Overexpression of Sam68 enhances neuronal differentiation of NPCs. (A) Immunostaining of Flag tag (red) and Tuj1 (blue) in NPCs infected with lentiviruses expressing Flag-Sam68 (bottom panels) or the empty vector control (top panels). Enhanced GFP (EGFP) marks the infected cells. These cells were induced to differentiate by bFGF withdrawal 2 days after transduction, and the morphology of cells was examined after 3 days. EGFP fluorescence and individual staining for Flag-Sam68 (red) and TuJ1 (blue) are shown along with the overlay of the two stains. Bar, 20 μm. (B) The bar graph at the top shows the induction of Sam68 and TuJ1 protein upon differentiation as measured by immunoblotting after 0 and 9 days. RT-PCR analysis of Sam68-dependent exons before and after neuronal differentiation of NPCs is shown at the bottom. (C, top panel) Immunoblot analysis of lysates prepared from control vector-infected and Flag-Sam68 lentivirus-infected NPCs, probed for Flag-tag and GAPDH. (C, bottom panel) Percentage of infected cells expressing the neuronal marker TuJ1 (β-tubulin III) for Flag-Sam68 virus and control virus infections. (D) RT-PCR analysis of Sam68 and TuJ1 expression in NPCs in Flag-Sam68- or control virus-infected cells.
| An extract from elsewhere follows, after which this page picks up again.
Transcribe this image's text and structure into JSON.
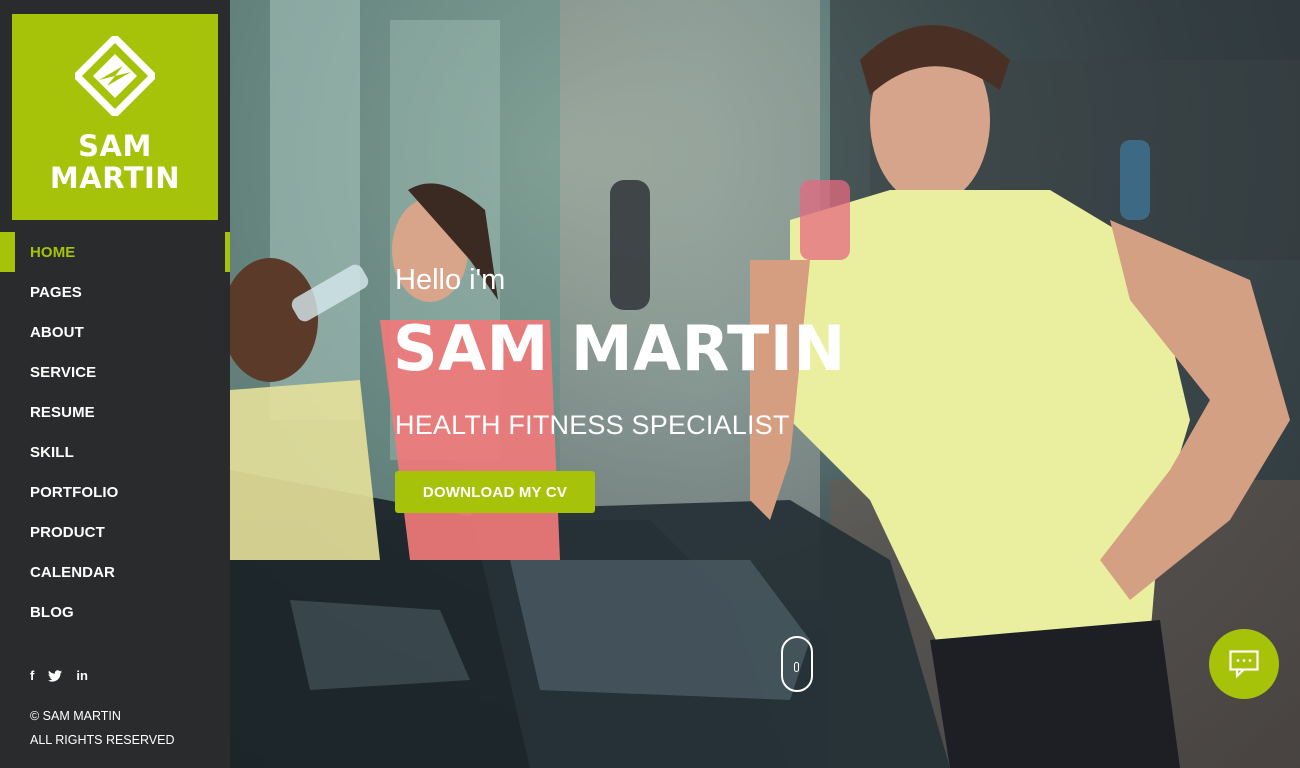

Similar analysis of Sam68 target RNAs (Chl1 and Nav1) and the splicing of Sgce_2 is shown in the lower panels; indicated below is the percent inclusion, [I/(I + E) × 100].

FIG. 7.

Sam68 knockdown in NPCs impairs neuronal differentiation. (A) Immunostaining of NPCs 5 days after lentiviral transduction and 3 days after FGF withdrawal. Expression of Sam68 (red) and Tuj1 (blue) in NPCs infected with lentivirus expressing Sam68-targeted shRNA (bottom panels) or empty vector (top panels). Enhanced GFP marking the infected cells and staining for Sam68 (red) and TuJ1 (blue) are shown along with the Sam68/TuJ1 overlay. Bar, 20 μm. (B) Immunoblot analysis of lysates from control vector- and shSam68 lentivirus-infected NPCs, probed for Sam68 and GAPDH as a loading control. (C) Graph of the percentage of infected (GFP-positive) cells that express the neuronal marker β-tubulin III (TuJ1) for shSam68 and control virus infections. (D) RT-PCR analysis of Sam68 target RNA expression (Chl1, Nav1, and Nfasc) and TuJ1 mRNA in control vector- and shSam68-infected NPCs. (E) RT-PCR analysis of Sam68 target exons in control vector- and shSam68-infected NPCs.